The basic factors demonstrate that the International Tribunal’s decision to release the four generals came about to reshuffle the cards in Lebanon all over again and to pressure the opposition, Hezbollah in particular, once again, indicating major changes that might aggravate the situation in Lebanon and the region.
The hullabaloo that followed the decision to release the four generals suggests that Hezbollah and the opposition have realized that they have fallen into a trap because their huge celebration indicates that they have implicitly acknowledged the Tribunal and admitted that it is not politicized. This means that it will be difficult for Hezbollah to challenge the Tribunal again if it re-summons one of the four generals, or goes even further by heading for the suburbs. This is a real dilemma for anybody who doubted the Tribunal in the past.
In reference to the “pressure” mentioned above, we have Hezbollah engaging in a battle of defiance with Egypt, especially as Cairo will not give in and adopt the Lebanese method of seeking to balance things out by not having a winner and a loser in the end. Cairo instead will teach Hezbollah a lesson by following a certain method so that it will “not be so daring next time.” This is the most effective technique.
The other issue is that the Tribunal’s decision to release the four generals will not benefit Hezbollah and the opposition in the upcoming electoral battle in Lebanon because whoever is with Hezbollah and the opposition will remain with Hezbollah and the opposition.

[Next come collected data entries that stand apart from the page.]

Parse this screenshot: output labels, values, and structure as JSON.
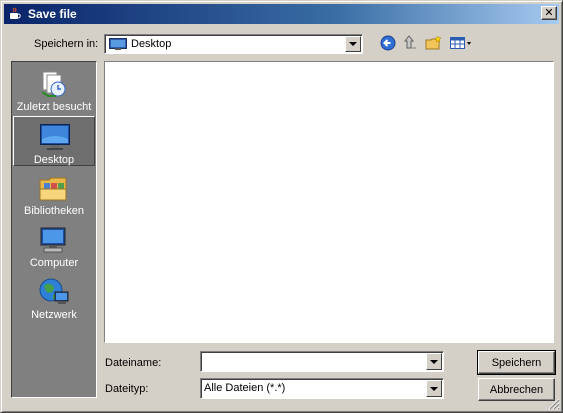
{
  "window": {
    "title": "Save file",
    "close_glyph": "✕"
  },
  "toolbar": {
    "look_in_label": "Speichern in:",
    "look_in_value": "Desktop",
    "icons": [
      "back-icon",
      "up-folder-icon",
      "new-folder-icon",
      "view-menu-icon"
    ]
  },
  "places": [
    {
      "label": "Zuletzt besucht",
      "icon": "recent-icon",
      "selected": false
    },
    {
      "label": "Desktop",
      "icon": "desktop-icon",
      "selected": true
    },
    {
      "label": "Bibliotheken",
      "icon": "libraries-icon",
      "selected": false
    },
    {
      "label": "Computer",
      "icon": "computer-icon",
      "selected": false
    },
    {
      "label": "Netzwerk",
      "icon": "network-icon",
      "selected": false
    }
  ],
  "filename": {
    "label": "Dateiname:",
    "value": ""
  },
  "filetype": {
    "label": "Dateityp:",
    "value": "Alle Dateien (*.*)"
  },
  "buttons": {
    "save": "Speichern",
    "cancel": "Abbrechen"
  },
  "colors": {
    "titlebar_start": "#0a246a",
    "face": "#d4d0c8",
    "places_bg": "#808080"
  }
}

However those who are frustrated with the other party and those who are indecisive will say what they have to say and someone will ask how?
Anybody who saw Hezbollah’s celebration and heard Jamil al Sayyed’s comments will think seriously about the false slogans raised by the resistance and will stop for a while and ponder the words of Walid Jumblatt who said, “Yesterday we saw an ugly scene of the symbols of the Syrian tutelage, how it suddenly broke its silence and reminded us of the days of slavery.” This will serve as a catalyst for the frustrated and indecisive people to make a decision in the upcoming elections and vote for the majority. Hezbollah and the opposition sense the danger of this as Hezbollah is not waging on the elections inasmuch as it wants to guarantee that its grip on power will not be weakened.
Therefore, what occurred did not harm the majority. Rather, after the release of the four generals, we saw Saad al Hariri and Walid Jumblatt – in spite of everything that has been said in the past – take a position that showed that there are no gaps in the ranks of the majority. And that’s not all.
There is also another matter that must be addressed here; the absence of the leader of the Amal Movement, Mr. Nabih Berri, from the celebrations hosted by Hezbollah. It became clear that he chose to remain silent on the noisy celebrations. There is no doubt that Nabih Berri is a political fox; it is obvious that he interprets Syria’s activities well and the reactions to them strangely and he understands the importance of preserving his electoral interests. This is only expected and there is no harm in that.
Lebanon represents a unique political situation. Whilst most multi-ethnic countries seek peaceful coexistence, in Lebanon everybody seeks merely to survive.